Qualsiasi scelta su cosa leggere è fatta in un contesto di profonda ignoranza
Perché qualsiasi tentativo di definire un libro il migliore o il peggiore che si sia letto questo mese, quest’anno o in questa vita, richiede un necessario autoinganno riguardo alla propria conoscenza della letteratura.
“Se una notte d’inverno” è un romanzo che rifiuta di cominciare, perché è tutto inizi: come lo sintetizza Calvino, “un romanzo fatto di sospetti e di sensazioni confuse; un altro di sensazioni robuste e piene di sangue; uno introspettivo e simbolico; uno rivoluzionario-esistenziale; un altro cinico-brutale; uno pieno di manie ossessive; uno logico e geometrico; uno erotico-perverso; uno primordiale; uno apocalittico-allegorico”.
Sentiamo piccoli accenti rubati a Tolstoj, Bulgakov, Borges e Simenon. I cliché del romanticismo, del mistero, del crimine e dell’erotismo vengono rielaborati finché non sembrano di nuovo nuovi e al di sopra di tutto risuona la voce del narratore bizzarro, vitale e onnisciente del romanzo, quasi un tuo gemello, Lettore, dal quale il libro continua costantemente a sfuggire.
L’incapacità di leggere, o almeno di leggere abbastanza, è la sfida da cui il desiderio di leggere trae il suo potere compulsivo. In “Se una notte d’inverno”, l’incapacità di leggere è colpa di una cospirazione di redattori, editori, traduttori, ghost writer – che non dedica più molta attenzione al modo in cui vengono creati i suoi prodotti. Ha sostituito l’ingegno umano con la prevedibilità dello stile algoritmico (ti ricorda qualcosa?), l’artigianato con la produzione globale. Sotto il suo controllo, la letteratura si è ossificata in una serie di risposte decodificate.
In “Se una notte d’inverno”, il libro magico è il libro dei contro incantesimi alle arti oscure dell’industria, non solo quella editoriale del tempo.
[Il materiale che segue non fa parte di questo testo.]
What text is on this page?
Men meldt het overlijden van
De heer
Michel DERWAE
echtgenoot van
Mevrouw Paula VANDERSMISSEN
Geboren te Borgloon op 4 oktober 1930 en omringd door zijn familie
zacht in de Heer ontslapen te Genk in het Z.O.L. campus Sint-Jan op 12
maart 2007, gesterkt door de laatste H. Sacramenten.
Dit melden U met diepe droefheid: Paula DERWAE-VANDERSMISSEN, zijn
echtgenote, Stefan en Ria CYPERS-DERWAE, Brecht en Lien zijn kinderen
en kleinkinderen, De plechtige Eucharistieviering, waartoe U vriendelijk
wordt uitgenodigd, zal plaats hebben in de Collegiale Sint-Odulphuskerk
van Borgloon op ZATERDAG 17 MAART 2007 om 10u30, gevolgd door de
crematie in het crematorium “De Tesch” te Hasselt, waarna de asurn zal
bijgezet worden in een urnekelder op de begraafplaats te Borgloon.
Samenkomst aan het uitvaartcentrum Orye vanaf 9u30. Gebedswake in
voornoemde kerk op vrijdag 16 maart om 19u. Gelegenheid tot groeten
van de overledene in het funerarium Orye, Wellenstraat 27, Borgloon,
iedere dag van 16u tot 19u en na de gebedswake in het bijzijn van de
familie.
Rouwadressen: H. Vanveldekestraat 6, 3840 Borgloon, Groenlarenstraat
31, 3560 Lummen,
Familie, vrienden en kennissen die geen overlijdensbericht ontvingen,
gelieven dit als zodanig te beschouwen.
È il libro che muta in base agli impulsi imprevedibili del lettore, piuttosto che il libro che standardizza e attenua i desideri di quest’ultimo: è il libro incompiuto e che non si può finire; il libro che è la contraffazione di tutti i libri contraffatti, il loro doppio e la loro negazione.
Il libro magico si presta a conversazioni frenetiche con Ludmilla, l’altra lettrice: il romanzo li ha fatti incontrare, ma la loro connessione più profonda emerge dalla decisione di parlare, discutere, interpretare insieme i segni che appaiono dentro e fuori dalla pagina: una necessità sensuale e intellettuale meravigliosa, ancora di più oggi in un mondo in cui le parole sulla pagina contano sempre meno per le persone.